Strong Sales at Showtime
By Carole Sloan -- Home Textiles Today, 12/18/2006 12:00:00 AM
High Point, N.C. — —
High Point, N.C. — Decorative fabric retailers and jobbers provided the sales push for exhibitors at Showtime here earlier this month.
The show is largely appointment-only with few drop-ins. While many exhibitors concurred on an apparent decline in general traffic, most reported a full slate of appointments. What is impacting Showtime in terms of attendance, some believe, is the increasing number of home textiles suppliers and furniture manufacturers shopping for fabrics in China as well as India and Turkey.
And while Showtime typically is predominantly a sample request event, more exhibitors reported writing orders.
“It was unbelievable,” exclaimed Mike Shelton, president of Valdese. “We had very high expectations for both lines — the debut of the Wesley Mancini by Valdese Weavers line as well as the Valdese line. By any measure we exceeded our expectations in both.”
For Michael Day, vp of Textile Fabric Associates, “We had solid appointments, great response and tremendous orders from fabric retailers.”
“It certainly was less well attended,” was the view of Jack Cobb, president of Westgate by adf. “The smaller fabric retailers were not there in the numbers as they had been in the past. But overall, we were busy.”
Noting that Showtime as well as the decorative fabric business “is different and evolving” from its past, Jim Richman, ceo of Richloom observed, “We wrote a surprising amount of business.”
The key difference now for decorative fabrics, he contends, “is that business is done year-round. We saw many of our big customers before Showtime — and many in China.”
“We saw all the major jobbers and had very positive reactions — it was great,” said Jason Carr, president of Softline Home Fashions. The company expanded its show space in the temporary area of the Suites at Market Square to 1,200 square feet and set up two focus presentations — a black and white vignette and one with a romantic theme.
The result, he noted, was the Best Booth Award presented by Merchandise Mart Properties, Inc., the owner of Market Square and the Suites. “As always we had about our usual 110 appointments, and the reception to the line was extremely good,” said John Lenox, president of Circa 1801/Doblin. Noting that “October was a terrible market” (the High Point Furniture Market) bested only by the 2005 October market, Lenox believes that the April furniture market is the key one, and therefore will influence the way fabrics are bought.
For Roger Gilmartin, ceo of Covington New York, “We wrote more business but there was more sample ordering. It was hard to get a feel as to how people feel about 2007. I don't think anyone knows.”
“There wasn't a lot of traffic but our scheduled appointments held,” Mark Aizawa, president of Chris Stone noted.
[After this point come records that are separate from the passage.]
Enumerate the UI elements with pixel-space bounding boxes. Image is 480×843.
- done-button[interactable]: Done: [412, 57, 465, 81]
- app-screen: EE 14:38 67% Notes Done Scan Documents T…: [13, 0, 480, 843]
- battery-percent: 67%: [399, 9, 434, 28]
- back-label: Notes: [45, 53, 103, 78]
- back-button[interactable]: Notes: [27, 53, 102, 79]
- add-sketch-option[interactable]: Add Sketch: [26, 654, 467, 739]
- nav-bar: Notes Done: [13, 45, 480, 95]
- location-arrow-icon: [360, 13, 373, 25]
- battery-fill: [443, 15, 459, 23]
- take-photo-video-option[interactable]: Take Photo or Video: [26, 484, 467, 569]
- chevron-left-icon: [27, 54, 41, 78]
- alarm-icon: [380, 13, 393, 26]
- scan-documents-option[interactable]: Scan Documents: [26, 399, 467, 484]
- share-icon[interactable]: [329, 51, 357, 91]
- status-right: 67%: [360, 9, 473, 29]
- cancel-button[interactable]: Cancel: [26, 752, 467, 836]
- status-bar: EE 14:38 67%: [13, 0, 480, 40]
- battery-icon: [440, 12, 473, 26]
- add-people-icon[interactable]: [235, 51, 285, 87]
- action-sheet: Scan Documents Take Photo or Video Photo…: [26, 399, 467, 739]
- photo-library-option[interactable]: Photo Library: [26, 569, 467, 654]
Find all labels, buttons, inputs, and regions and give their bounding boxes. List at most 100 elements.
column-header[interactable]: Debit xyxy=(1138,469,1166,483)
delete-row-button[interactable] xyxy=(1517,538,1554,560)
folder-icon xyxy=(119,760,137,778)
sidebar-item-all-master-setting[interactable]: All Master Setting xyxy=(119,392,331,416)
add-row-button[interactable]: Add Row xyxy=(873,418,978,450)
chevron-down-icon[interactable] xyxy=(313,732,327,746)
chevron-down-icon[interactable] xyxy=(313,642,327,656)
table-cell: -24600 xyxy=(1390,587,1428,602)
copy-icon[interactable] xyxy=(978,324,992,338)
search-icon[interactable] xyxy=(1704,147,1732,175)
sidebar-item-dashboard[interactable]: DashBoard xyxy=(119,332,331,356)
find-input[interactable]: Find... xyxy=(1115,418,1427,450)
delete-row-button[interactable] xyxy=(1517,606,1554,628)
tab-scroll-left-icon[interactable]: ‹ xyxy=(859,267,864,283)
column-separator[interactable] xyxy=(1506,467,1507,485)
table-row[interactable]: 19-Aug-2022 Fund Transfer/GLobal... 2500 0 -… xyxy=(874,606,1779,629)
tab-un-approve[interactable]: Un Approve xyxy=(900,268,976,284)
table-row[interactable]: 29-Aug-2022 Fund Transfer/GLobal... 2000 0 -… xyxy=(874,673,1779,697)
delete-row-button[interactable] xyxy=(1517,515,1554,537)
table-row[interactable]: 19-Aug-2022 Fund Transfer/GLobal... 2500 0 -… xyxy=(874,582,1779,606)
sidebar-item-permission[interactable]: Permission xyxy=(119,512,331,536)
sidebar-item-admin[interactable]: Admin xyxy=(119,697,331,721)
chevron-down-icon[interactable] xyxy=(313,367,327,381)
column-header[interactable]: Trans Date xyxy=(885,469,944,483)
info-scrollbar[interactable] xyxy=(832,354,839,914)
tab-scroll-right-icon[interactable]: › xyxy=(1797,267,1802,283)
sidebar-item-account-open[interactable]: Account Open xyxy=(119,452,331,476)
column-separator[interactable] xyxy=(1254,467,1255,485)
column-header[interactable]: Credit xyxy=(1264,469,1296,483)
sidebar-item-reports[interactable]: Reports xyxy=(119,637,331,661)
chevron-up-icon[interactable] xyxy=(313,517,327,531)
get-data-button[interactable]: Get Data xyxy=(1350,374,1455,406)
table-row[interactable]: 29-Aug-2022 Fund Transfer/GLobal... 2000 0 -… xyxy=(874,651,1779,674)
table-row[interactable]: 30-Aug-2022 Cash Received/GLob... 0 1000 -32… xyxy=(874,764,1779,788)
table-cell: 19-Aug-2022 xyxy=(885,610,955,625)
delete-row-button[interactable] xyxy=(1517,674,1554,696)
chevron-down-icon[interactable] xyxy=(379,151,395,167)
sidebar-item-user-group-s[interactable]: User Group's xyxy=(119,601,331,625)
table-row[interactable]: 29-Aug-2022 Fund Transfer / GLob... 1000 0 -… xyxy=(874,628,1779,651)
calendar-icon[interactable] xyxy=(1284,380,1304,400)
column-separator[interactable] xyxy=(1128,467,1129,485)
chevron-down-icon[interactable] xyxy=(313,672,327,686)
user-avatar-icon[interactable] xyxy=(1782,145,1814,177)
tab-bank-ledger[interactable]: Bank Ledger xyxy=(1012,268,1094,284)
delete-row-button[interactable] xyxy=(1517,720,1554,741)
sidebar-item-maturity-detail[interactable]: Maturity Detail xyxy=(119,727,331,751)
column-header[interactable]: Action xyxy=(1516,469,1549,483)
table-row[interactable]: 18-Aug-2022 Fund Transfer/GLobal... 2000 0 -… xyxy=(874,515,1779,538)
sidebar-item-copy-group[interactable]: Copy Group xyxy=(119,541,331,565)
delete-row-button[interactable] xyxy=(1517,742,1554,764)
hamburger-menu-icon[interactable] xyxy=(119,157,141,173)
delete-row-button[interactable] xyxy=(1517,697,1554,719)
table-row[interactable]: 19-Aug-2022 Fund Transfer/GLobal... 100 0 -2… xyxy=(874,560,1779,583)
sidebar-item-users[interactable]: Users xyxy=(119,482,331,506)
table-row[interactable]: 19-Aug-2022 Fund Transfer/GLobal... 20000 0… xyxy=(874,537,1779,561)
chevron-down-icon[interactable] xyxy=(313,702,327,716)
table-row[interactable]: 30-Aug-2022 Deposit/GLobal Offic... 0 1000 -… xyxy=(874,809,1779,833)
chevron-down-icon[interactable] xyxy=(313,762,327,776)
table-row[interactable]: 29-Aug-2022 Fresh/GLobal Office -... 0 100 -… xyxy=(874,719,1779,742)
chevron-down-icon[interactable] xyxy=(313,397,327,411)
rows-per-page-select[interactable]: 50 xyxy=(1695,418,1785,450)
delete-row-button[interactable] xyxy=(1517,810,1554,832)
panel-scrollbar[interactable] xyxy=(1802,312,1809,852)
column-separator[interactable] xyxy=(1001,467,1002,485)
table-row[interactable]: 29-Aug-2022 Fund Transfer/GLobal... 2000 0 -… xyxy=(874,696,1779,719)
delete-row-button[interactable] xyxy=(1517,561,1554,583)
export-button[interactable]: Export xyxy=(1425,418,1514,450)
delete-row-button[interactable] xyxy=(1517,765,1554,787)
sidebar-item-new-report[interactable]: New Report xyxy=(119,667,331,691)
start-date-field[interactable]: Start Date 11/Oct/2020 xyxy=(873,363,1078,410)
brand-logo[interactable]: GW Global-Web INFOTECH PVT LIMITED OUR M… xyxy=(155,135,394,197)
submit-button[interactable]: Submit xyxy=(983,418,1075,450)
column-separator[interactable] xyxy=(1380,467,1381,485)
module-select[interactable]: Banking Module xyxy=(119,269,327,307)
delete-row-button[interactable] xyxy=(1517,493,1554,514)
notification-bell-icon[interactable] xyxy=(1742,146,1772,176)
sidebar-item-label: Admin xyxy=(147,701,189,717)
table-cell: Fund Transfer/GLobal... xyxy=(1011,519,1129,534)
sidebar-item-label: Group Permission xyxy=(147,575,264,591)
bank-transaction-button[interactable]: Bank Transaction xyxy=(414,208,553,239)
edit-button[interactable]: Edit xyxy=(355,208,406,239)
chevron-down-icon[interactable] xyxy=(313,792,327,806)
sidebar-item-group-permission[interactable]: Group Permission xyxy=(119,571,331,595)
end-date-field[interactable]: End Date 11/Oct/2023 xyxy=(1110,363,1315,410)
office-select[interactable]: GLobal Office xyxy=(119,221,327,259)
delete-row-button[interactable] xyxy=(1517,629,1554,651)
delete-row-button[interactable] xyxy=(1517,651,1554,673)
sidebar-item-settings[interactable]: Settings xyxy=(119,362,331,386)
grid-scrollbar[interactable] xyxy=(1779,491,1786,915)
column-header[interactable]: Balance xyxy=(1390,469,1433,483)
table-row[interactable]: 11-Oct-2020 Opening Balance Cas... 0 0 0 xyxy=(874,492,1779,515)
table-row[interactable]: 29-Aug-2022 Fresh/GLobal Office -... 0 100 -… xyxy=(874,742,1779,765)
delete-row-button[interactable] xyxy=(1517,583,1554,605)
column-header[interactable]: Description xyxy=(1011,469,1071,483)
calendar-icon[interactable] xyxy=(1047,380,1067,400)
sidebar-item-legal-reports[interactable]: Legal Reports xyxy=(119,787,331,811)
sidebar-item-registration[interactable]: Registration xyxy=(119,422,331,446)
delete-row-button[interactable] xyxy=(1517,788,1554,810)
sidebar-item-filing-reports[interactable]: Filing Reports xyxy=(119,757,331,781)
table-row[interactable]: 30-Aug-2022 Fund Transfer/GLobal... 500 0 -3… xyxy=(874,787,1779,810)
He feels “there is a discernible difference between the June and December markets in terms of buyer interest and attendance. “We've got lots of follow up appointments.”
For Tom Finneran, president of American Century Home Fabrics, “Showtime went pretty well. We saw quite a few retailers, but they're having hard time. They're not buying in depth.”
For Craftex, which set its Antique Roadshow licensed collection in a separate show space, “Showtime was actually good. We had the highest number of appointments we ever had, and surprisingly more from California and Texas.”